# Teaching Measurements to Create Slime

Grade Levels: K-12 (Modifications can be made depending on grade and skill levels.)

Subject: Mathematics and Science

Duration: 1-2 class periods

Common Core Standards:

• 3.MD.A.2 Measure and estimate liquid volumes and masses of objects using standard units of grams (g), kilograms (kg), and liters (l).

## Lesson Overview:

Slime-making captivates kids' attention and provides an excellent opportunity to introduce and teach them about measurements. By incorporating measurements into the slime-making process, children can develop important math and science skills while having a blast. Moreover, the sensory experience of slime-making stimulates their creativity and fine motor skills.

## Lesson Objective:

By the end of this lesson, students will be able to:

1. Understand the concept of measurements and their importance in scientific experiments.
2. Apply measuring skills to create slime by following a given recipe.
3. Practice using different units of measurement, such as ounces, milliliters, and teaspoons.

## Materials Needed:

• Ingredients for making slime
1. Glue
2. Borax
3. Warm water
• Mixing bowls and spoons.
• Measuring cups (Ounces, if desired)
• Food coloring (Optional)
• Plastic zip bags for storing slime
• Slime Recipe from pbs.org
1. Squeeze ½ cup (4 ounces) of glue into a bowl.
2. Mix in ½ cup (or 4 ounces) of warm water.
3. Add a few drops of food coloring, optional.
4. Mix one teaspoon of Borax into ½ cup of water in a plastic container. Slowly add the solution to the glue mixture.
5. Stir the mixture in one direction until it starts to thicken. (You might not need all of the Borax solution.)
6. Knead the slime. At first, it will be wet and gooey, then stringy and sloppy, until it finally holds together.
7. Keep kneading until the slime is easy to hold and play with.
8. Put the slime in a plastic bag with a zip top or a sealable container for storage. It will last two weeks before it needs to be thrown away.

## Procedure:

### Introduction (10 minutes):

1. Begin the lesson by briefly discussing your students' experiences with slime. Bring a sample of slime and show it to your class.
2. Ask the students if they have ever made slime before. Ask what slime is made of and/or let the students guess the ingredients.
3. Explain to the students that today they will learn about measurements and their importance in science experiments like making slime.
4. Share the lesson objectives with the students (listed above).

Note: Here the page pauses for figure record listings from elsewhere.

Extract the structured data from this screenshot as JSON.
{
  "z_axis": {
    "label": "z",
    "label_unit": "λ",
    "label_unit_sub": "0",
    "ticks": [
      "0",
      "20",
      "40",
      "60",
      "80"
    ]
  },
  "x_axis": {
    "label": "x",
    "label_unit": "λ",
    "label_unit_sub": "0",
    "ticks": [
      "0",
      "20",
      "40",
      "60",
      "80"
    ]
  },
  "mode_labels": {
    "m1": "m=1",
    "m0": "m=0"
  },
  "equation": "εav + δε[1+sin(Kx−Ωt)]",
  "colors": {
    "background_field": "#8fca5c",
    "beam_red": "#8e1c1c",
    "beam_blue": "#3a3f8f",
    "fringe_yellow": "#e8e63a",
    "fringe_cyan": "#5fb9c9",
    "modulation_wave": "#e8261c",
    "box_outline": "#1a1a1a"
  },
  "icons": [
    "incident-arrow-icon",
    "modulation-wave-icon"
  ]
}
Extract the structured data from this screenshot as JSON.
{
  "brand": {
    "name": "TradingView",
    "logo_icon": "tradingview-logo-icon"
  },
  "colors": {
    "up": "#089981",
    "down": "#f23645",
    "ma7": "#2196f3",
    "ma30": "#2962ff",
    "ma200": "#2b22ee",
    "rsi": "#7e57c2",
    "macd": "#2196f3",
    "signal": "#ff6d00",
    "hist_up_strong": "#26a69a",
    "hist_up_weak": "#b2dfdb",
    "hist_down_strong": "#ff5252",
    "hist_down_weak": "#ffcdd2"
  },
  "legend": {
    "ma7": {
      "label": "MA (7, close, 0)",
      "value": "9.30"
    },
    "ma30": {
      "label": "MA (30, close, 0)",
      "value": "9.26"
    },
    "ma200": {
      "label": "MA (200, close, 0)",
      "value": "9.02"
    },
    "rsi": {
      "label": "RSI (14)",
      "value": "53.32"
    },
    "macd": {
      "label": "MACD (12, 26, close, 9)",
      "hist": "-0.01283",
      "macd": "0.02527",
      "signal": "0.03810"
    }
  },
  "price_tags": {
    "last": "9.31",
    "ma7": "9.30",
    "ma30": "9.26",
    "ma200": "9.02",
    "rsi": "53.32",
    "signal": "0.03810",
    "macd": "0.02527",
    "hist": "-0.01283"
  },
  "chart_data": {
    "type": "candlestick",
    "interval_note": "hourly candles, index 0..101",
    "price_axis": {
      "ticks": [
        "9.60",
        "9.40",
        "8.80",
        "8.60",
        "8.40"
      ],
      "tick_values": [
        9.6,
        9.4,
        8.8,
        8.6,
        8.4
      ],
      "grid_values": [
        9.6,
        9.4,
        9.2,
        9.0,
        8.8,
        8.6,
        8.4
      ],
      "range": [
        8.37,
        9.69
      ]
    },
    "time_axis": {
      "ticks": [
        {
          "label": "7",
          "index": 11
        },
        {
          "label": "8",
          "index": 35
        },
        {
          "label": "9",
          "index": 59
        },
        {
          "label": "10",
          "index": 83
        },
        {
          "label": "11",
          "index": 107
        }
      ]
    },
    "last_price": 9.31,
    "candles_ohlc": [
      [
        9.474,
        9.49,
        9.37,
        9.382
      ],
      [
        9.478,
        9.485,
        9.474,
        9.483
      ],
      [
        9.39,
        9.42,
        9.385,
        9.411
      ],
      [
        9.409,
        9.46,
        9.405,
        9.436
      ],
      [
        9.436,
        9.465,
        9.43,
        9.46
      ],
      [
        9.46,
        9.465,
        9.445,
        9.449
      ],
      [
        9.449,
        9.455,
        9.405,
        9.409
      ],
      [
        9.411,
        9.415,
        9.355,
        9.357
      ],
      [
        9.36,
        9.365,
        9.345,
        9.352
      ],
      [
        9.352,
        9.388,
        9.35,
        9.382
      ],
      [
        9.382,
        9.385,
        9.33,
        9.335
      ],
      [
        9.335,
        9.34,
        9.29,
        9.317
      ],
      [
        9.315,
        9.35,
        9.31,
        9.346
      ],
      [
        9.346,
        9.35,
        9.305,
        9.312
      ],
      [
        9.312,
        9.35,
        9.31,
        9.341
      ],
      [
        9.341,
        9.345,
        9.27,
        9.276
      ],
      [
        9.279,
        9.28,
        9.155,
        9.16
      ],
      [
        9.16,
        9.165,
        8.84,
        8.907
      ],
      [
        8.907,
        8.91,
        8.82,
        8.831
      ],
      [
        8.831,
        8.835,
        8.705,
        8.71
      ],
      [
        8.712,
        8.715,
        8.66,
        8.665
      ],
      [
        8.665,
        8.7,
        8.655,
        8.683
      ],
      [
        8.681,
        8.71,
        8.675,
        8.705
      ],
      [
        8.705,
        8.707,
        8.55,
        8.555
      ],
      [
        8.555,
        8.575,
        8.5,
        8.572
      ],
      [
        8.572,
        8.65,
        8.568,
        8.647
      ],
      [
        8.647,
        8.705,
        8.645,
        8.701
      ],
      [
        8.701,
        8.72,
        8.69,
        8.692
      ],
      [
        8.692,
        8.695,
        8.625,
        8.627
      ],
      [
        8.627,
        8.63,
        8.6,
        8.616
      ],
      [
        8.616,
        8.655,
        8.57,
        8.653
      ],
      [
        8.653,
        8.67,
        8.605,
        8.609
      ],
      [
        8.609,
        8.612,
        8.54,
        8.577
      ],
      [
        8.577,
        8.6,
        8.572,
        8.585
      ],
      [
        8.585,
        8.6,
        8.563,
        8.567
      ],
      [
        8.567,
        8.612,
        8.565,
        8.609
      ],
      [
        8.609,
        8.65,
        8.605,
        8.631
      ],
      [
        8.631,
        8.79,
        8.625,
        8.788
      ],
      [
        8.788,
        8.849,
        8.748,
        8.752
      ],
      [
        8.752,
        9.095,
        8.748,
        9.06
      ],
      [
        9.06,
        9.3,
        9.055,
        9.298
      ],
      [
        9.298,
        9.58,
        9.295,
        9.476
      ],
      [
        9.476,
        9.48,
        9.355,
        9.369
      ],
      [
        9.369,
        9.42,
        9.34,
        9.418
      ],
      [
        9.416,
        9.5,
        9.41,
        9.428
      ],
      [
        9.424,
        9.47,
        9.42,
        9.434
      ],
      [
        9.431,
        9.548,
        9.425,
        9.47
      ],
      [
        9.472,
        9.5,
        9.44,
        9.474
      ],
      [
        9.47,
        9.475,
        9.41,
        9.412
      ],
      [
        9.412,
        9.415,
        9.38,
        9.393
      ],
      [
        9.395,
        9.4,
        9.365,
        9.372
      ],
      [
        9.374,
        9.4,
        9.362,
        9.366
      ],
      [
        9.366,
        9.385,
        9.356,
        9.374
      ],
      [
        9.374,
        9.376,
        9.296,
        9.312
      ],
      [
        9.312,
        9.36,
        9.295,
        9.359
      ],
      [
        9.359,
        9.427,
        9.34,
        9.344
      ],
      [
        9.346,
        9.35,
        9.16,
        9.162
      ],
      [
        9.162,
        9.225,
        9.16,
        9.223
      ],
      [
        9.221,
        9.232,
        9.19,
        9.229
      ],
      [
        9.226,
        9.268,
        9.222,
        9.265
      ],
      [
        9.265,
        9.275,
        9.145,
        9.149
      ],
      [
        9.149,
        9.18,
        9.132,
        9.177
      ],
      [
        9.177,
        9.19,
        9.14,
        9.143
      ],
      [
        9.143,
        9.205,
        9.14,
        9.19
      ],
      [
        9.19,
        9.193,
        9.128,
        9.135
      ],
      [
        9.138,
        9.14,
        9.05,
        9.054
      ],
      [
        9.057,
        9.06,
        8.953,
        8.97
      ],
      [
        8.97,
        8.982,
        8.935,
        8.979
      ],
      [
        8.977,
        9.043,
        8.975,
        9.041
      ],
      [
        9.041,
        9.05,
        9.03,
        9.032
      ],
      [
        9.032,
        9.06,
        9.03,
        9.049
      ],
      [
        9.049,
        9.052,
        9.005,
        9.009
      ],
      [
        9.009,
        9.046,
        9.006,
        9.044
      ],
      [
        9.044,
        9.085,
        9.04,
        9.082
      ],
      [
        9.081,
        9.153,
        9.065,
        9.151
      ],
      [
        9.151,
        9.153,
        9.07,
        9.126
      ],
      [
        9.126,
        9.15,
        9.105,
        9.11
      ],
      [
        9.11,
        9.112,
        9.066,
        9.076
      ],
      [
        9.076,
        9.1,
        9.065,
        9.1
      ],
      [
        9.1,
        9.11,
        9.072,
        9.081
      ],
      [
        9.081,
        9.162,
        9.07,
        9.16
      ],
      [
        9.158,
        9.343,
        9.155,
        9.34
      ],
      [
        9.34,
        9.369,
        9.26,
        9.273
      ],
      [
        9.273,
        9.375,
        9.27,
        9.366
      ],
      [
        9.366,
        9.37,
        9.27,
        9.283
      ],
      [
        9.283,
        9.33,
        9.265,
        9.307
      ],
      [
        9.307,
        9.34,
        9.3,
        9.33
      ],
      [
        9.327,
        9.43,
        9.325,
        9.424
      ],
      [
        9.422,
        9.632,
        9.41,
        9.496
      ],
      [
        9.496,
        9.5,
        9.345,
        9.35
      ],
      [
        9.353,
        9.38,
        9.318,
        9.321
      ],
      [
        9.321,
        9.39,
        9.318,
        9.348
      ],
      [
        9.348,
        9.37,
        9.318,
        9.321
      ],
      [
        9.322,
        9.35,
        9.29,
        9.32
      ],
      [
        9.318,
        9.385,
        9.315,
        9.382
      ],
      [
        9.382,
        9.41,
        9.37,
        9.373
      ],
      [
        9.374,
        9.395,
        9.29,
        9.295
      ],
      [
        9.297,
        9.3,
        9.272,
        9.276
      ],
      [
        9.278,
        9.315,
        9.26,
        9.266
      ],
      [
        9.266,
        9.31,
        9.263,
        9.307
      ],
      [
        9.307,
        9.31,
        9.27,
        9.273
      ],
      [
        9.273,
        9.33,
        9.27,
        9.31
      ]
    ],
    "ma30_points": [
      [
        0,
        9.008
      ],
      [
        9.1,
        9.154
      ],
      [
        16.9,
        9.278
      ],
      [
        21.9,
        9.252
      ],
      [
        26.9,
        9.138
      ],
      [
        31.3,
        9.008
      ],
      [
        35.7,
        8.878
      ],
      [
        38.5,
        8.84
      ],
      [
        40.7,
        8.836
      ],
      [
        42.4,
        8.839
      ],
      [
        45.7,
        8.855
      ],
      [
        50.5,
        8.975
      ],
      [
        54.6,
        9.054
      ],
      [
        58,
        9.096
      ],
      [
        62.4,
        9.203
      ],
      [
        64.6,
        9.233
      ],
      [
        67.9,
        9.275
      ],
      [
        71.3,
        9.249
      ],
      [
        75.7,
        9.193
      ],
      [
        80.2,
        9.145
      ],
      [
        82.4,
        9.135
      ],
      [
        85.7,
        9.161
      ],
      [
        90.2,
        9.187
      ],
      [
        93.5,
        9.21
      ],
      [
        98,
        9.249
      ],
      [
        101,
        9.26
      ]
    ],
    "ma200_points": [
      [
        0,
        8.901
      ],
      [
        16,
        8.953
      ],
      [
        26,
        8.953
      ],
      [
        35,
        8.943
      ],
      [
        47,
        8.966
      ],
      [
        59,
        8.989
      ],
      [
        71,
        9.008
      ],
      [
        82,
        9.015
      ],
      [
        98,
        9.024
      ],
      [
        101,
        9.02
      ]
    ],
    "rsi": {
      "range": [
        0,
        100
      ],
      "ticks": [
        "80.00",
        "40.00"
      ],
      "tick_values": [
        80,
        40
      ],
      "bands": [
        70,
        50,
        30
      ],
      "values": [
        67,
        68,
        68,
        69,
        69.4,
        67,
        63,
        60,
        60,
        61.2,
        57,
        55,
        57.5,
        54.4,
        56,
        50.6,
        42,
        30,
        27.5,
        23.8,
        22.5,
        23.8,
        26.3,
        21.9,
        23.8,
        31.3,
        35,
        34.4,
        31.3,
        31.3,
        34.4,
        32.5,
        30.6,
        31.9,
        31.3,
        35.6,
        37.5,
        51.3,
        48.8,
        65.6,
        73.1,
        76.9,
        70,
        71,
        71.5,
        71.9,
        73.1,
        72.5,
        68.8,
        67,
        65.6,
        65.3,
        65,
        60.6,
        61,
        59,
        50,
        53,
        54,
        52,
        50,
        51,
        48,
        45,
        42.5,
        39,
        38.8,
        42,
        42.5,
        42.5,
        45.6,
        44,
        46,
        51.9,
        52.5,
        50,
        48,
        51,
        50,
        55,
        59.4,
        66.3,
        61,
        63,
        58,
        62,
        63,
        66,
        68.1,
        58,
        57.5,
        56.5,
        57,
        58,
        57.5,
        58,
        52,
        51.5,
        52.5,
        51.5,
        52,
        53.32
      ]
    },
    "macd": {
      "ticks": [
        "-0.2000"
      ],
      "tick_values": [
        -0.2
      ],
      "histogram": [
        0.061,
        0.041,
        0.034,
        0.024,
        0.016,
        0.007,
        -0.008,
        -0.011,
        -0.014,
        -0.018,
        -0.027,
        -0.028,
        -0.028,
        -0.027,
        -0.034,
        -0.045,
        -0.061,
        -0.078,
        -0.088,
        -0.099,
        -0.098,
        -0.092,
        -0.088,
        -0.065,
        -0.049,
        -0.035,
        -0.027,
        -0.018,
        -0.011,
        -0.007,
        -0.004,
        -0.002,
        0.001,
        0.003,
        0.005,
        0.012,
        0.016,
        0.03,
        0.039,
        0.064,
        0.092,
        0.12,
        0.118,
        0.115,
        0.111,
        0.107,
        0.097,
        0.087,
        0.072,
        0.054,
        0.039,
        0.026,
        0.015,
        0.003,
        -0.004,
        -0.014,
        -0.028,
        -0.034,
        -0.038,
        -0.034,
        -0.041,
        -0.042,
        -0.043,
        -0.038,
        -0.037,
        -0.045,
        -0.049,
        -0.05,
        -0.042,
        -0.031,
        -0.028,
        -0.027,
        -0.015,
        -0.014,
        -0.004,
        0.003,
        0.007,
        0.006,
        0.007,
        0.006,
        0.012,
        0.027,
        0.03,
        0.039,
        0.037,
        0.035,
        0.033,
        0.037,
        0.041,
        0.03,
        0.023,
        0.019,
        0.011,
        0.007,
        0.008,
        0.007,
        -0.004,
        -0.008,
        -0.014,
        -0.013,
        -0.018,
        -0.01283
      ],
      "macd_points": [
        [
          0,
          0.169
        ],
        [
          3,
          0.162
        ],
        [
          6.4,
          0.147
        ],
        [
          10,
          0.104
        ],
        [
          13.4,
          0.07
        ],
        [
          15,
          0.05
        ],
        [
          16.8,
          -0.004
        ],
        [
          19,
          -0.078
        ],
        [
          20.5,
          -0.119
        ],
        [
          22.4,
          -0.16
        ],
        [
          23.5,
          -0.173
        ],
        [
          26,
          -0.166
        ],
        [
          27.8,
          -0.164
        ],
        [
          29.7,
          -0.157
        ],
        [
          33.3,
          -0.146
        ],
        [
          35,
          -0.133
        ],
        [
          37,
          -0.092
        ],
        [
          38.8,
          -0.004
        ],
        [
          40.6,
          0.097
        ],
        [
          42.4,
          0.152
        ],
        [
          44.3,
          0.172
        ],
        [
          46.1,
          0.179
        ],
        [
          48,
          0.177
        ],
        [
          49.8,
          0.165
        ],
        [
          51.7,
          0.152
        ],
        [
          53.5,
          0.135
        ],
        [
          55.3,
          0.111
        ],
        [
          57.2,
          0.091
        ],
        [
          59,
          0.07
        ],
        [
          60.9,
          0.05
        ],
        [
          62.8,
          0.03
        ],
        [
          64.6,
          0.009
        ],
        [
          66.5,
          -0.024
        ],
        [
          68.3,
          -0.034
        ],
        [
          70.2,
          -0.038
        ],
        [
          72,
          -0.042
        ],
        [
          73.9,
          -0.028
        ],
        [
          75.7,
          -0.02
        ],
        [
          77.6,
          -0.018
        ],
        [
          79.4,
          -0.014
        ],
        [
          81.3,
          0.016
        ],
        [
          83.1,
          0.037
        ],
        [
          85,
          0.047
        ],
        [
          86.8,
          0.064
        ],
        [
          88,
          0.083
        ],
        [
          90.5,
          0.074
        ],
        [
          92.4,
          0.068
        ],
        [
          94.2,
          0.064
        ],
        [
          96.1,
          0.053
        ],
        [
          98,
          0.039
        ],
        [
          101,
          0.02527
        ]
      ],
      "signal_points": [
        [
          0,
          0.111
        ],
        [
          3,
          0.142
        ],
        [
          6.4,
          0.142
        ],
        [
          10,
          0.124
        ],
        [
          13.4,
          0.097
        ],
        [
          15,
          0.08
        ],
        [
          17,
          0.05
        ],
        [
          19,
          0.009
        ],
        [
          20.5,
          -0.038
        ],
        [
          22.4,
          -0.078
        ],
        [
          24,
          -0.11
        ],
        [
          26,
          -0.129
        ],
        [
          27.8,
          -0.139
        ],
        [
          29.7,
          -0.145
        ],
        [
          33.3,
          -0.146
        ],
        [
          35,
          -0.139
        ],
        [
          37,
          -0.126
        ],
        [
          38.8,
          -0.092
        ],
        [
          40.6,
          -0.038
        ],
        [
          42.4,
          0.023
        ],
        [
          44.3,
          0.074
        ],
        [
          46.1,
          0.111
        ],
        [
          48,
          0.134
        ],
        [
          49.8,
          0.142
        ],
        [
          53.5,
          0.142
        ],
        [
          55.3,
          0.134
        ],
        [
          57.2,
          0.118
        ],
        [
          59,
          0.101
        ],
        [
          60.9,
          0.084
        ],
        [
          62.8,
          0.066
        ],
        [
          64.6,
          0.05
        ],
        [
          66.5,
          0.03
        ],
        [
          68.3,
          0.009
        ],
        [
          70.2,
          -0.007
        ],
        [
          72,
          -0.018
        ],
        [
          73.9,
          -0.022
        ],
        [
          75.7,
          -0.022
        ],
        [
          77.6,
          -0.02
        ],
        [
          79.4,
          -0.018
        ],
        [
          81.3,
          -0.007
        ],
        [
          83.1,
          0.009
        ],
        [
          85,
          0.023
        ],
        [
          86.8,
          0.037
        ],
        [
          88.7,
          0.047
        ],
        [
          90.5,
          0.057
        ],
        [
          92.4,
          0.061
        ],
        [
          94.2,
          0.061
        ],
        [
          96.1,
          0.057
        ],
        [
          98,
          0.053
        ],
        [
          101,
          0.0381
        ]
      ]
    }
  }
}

### Demonstration and Explanation (20 minutes):

1. Display the ingredients needed to make slime, along with the measuring tools.
2. Discuss the importance of accurate measurements in scientific experiments and how they affect the outcome.
• If you have time, make slime with inaccurate measurements and then again with correct measurements to show the students accurate measuring and its importance.
3. Introduce the slime recipe and discuss the importance of following the instructions precisely.
4. Explain the different units of measurement that will be used in this activity.
5. Demonstrate how to use the measuring cups correctly, emphasizing the importance of leveling off the measurements for accuracy. If needed, teach your students how to level off their measurements.

### Hands-on Activity (30-40 minutes):

1. Divide the students into small groups or pairs depending on your class size and supplies.
2. Provide each group with the necessary materials, including the recipe.
3. Instruct the students to measure the ingredients according to the given recipe.
4. Encourage students to work collaboratively, assisting one another with measuring and mixing.
5. Circulate among the groups to monitor their progress and address any questions or difficulties.

### Clean-up and Reflection (10 minutes):

1. Instruct the students to clean up their work areas and return all materials to their designated places.
2. Gather the students back together and engage in a discussion or collaborative worksheet about the process. Ask questions such as:
1. Did your slime work? Why or why not?
2. How did accurate measurements affect the outcome of your slime?
3. What challenges did you face while measuring the ingredients?
4. Why is it important to follow instructions when conducting scientific experiments?
5. Did your team have any trouble working together? Yes or no, and explain.

### Conclusion (5 minutes):

1. Summarize the slime-making process, emphasizing the importance of measurements in scientific experiments.
2. Allow students to share their observations and experiences from the activity.
3. You may want to do a gallery walk so students can see the other teams' slime.

## Assessment:

1. Have students describe in their own words the step-by-step process of making slime. You may provide the ingredients list, but not the recipe instructions, to aid in this assignment.
2. Have students explain the importance of accurate measurements and how they affect the outcome.
3. Have students brainstorm other math and science lessons using hands-on measurement activities. (Baking a cake, growing crystals, etc.)